The drug-makers
Sir: I share Bernard Dixon's doubts about the wisdom of introducing state ownership of the pharmaceutical industry, but for different reasons.
"The pharmaceutical industry in a free enterprise economy," he writes, "is very close to the ideal, hypothetical framework likely to generate, from fixed technical resources, as many important new drugs as possible." Precisely. But drugs are only one part of medicine: they ought to be a small part: they have become the main part: and the consequences are unfortunate. The drug industry is inevitably geared to producing cures; more and more, in recent years, it has gone after the lucrative business of producing symptom-removers — the tranquillisers, for example. The cost is already formidable, and rising every year; yet on balance, these drugs are harmful to the individuals who use them, and the community.

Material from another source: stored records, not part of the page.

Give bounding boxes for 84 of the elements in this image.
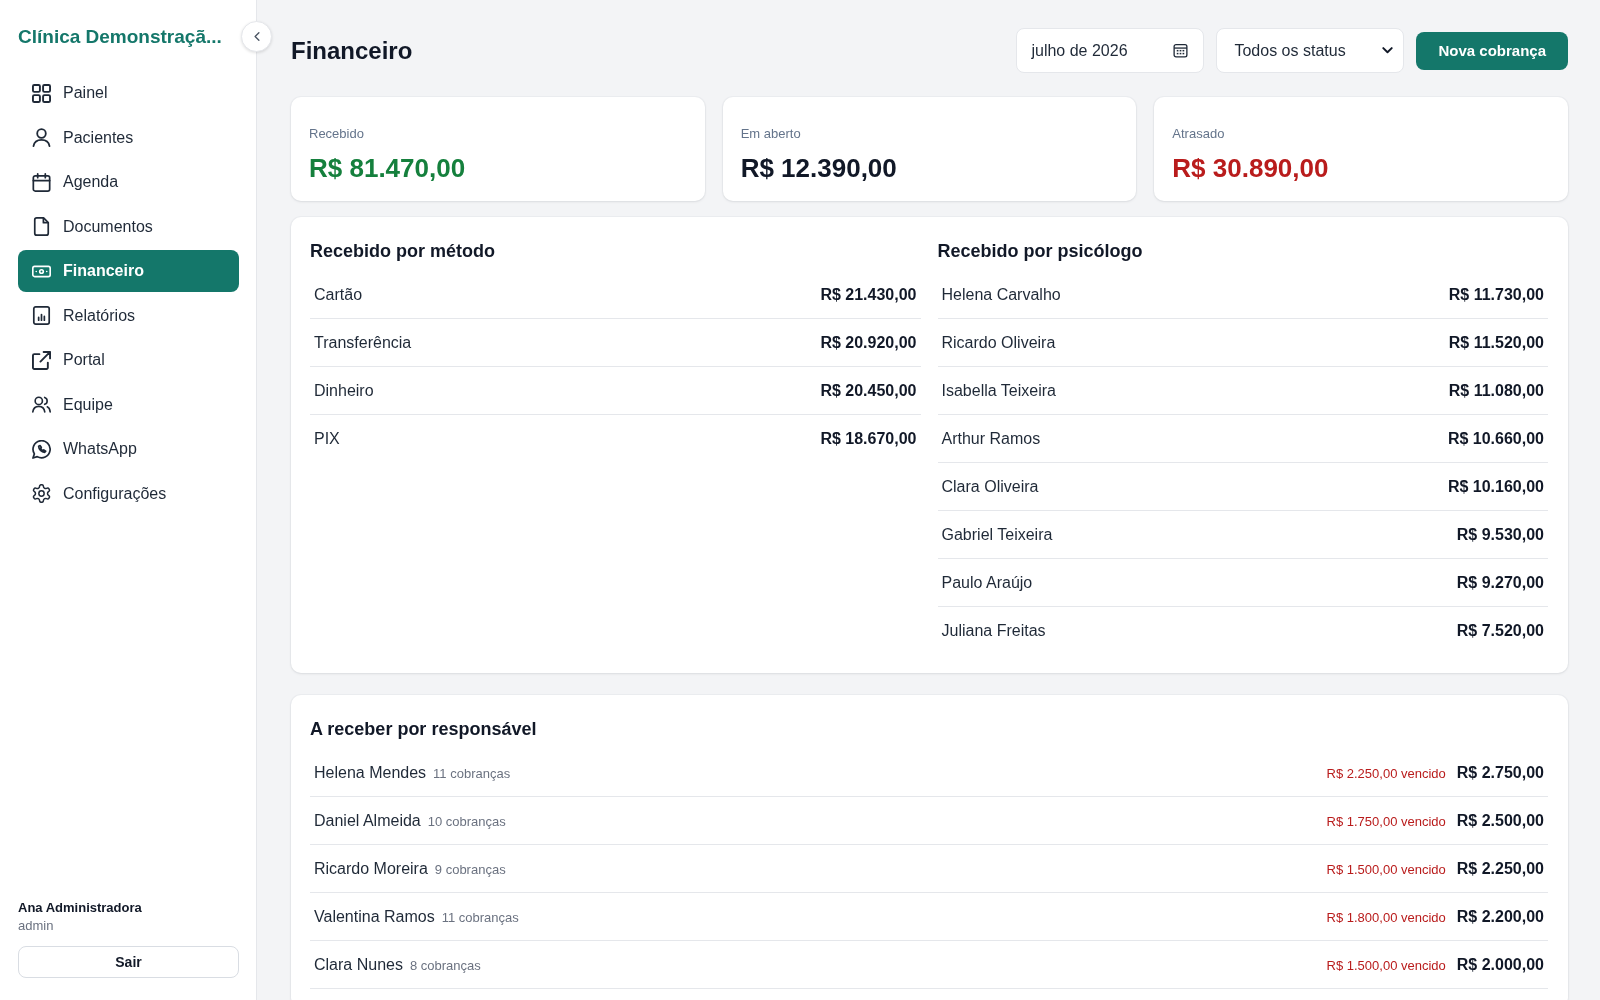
amount-value: R$ 9.270,00 [1456,573,1544,592]
status-select[interactable]: Todos os status [1216,28,1405,73]
amount-value: R$ 11.520,00 [1448,333,1544,352]
sidebar-item[interactable]: Pacientes [18,116,239,159]
user-role: admin [18,917,55,935]
sidebar-item[interactable]: Documentos [18,205,239,248]
amount-value: R$ 2.000,00 [1456,955,1544,974]
row-label: Clara Oliveira [941,477,1039,496]
section-title: Recebido por psicólogo [937,240,1144,263]
clinic-name: Clínica Demonstraçã... [18,25,223,49]
amount-value: R$ 21.430,00 [820,285,917,304]
responsible-name: Ricardo Moreira [314,859,428,878]
row-label: Isabella Teixeira [941,381,1056,400]
chevron-down-icon [1382,47,1394,54]
sidebar-item[interactable]: Equipe [18,383,239,426]
sidebar-item[interactable]: Portal [18,339,239,381]
row-label: Gabriel Teixeira [941,525,1053,544]
amount-value: R$ 20.920,00 [820,333,917,352]
amount-value: R$ 20.450,00 [820,381,917,400]
new-charge-button[interactable]: Nova cobrança [1416,31,1568,70]
overdue-amount: R$ 1.500,00 vencido [1326,957,1446,973]
sidebar-item[interactable]: Agenda [18,161,239,203]
sidebar-item[interactable]: Configurações [18,472,239,515]
card-value: R$ 30.890,00 [1172,152,1330,184]
amount-value: R$ 2.250,00 [1456,859,1544,878]
row-label: Cartão [314,285,363,304]
charge-count: 11 cobranças [441,909,519,925]
responsible-name: Valentina Ramos [314,907,435,926]
responsible-name: Clara Nunes [314,955,403,974]
row-label: Arthur Ramos [941,429,1041,448]
document-icon [32,217,51,236]
row-label: Helena Carvalho [941,285,1061,304]
card-label: Recebido [309,125,365,143]
grid-icon [32,83,51,103]
amount-value: R$ 11.080,00 [1448,381,1544,400]
responsible-name: Daniel Almeida [314,811,421,830]
sidebar-item[interactable]: Painel [18,72,239,114]
card-value: R$ 81.470,00 [309,152,467,184]
sidebar-item[interactable]: Relatórios [18,294,239,337]
amount-value: R$ 10.160,00 [1447,477,1544,496]
chat-phone-icon [32,439,51,459]
charge-count: 11 cobranças [433,765,511,781]
chevron-left-icon [253,32,260,41]
row-label: Paulo Araújo [941,573,1033,592]
card-label: Em aberto [740,125,802,143]
section-title: Recebido por método [310,240,496,263]
amount-value: R$ 9.530,00 [1456,525,1544,544]
logout-button[interactable]: Sair [18,946,239,978]
amount-value: R$ 2.500,00 [1456,811,1544,830]
month-field[interactable]: julho de 2026 [1016,28,1205,73]
card-value: R$ 12.390,00 [740,152,898,184]
user-icon [32,128,51,147]
charge-count: 8 cobranças [409,957,481,973]
external-link-icon [32,350,51,370]
calendar-icon [1173,43,1189,58]
collapse-button[interactable] [241,21,272,52]
page-title: Financeiro [291,36,413,65]
amount-value: R$ 7.520,00 [1456,622,1544,640]
card-label: Atrasado [1172,125,1226,143]
amount-value: R$ 2.750,00 [1456,763,1544,782]
row-label: PIX [314,430,340,448]
amount-value: R$ 18.670,00 [820,430,917,448]
row-label: Transferência [314,333,412,352]
users-icon [32,395,51,414]
responsible-name: Helena Mendes [314,763,427,782]
amount-value: R$ 10.660,00 [1447,429,1544,448]
amount-value: R$ 2.200,00 [1456,907,1544,926]
amount-value: R$ 11.730,00 [1448,285,1544,304]
sidebar-item[interactable]: Financeiro [18,250,239,292]
settings-icon [32,484,51,503]
overdue-amount: R$ 1.500,00 vencido [1326,861,1446,877]
charge-count: 9 cobranças [434,861,506,877]
row-label: Juliana Freitas [941,622,1046,640]
bar-chart-icon [32,306,51,325]
sidebar-item[interactable]: WhatsApp [18,428,239,470]
row-label: Ricardo Oliveira [941,333,1056,352]
row-label: Dinheiro [314,381,374,400]
section-title: A receber por responsável [310,718,538,741]
overdue-amount: R$ 1.800,00 vencido [1326,909,1446,925]
charge-count: 10 cobranças [427,813,506,829]
overdue-amount: R$ 1.750,00 vencido [1326,813,1446,829]
overdue-amount: R$ 2.250,00 vencido [1326,765,1446,781]
user-name: Ana Administradora [18,899,143,917]
calendar-icon [32,172,51,192]
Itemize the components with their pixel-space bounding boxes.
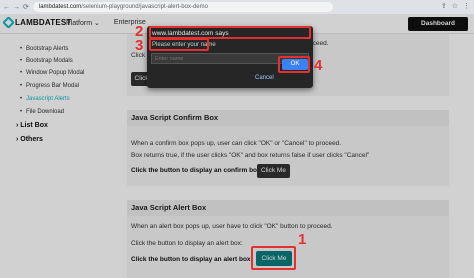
annotation-box-alert-button [251, 246, 296, 270]
annotation-number-4: 4 [314, 57, 323, 74]
reload-icon[interactable]: ⟳ [23, 4, 29, 11]
dialog-cancel-button[interactable]: Cancel [255, 75, 274, 81]
back-arrow-icon[interactable]: ← [3, 4, 10, 11]
forward-arrow-icon[interactable]: → [13, 4, 20, 11]
browser-toolbar: ← → ⟳ lambdatest.com/selenium-playground… [0, 0, 474, 14]
address-bar[interactable]: lambdatest.com/selenium-playground/javas… [32, 2, 333, 12]
modal-overlay: www.lambdatest.com says Please enter you… [0, 14, 474, 278]
menu-icon[interactable]: ⋮ [463, 2, 470, 10]
browser-actions: ⇪ ☆ ⋮ [441, 2, 470, 10]
annotation-number-1: 1 [298, 231, 307, 248]
nav-controls: ← → ⟳ [0, 4, 29, 11]
star-icon[interactable]: ☆ [452, 2, 458, 10]
annotation-box-input [149, 38, 209, 51]
url-path: /selenium-playground/javascript-alert-bo… [81, 4, 208, 10]
annotation-number-3: 3 [135, 37, 144, 54]
annotation-box-ok [278, 56, 310, 73]
share-icon[interactable]: ⇪ [441, 2, 447, 10]
url-host: lambdatest.com [38, 4, 82, 10]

There has recently been a striking example of the weakness of the present system here: the discovery by distinguished members of the medical profession, invited to China to investigate acupuncture, that not merely does that long derided method work: it can be more effective and, of course, much cheaper than orthodox methods here. But has there been a quick, resolute move to investigate it, so that it can be introduced here? Is any research being undertaken into it by the Medical Research Council? Has the General Medical Council abstracted itself from considering whether or not to strike adulterous doctors off the Register, to ask itself whether it ought to take some action? If the state were to decide to take more control, it would allow coelacanthine bodies like the GMC to be its instrument; and we would probably be even worse off.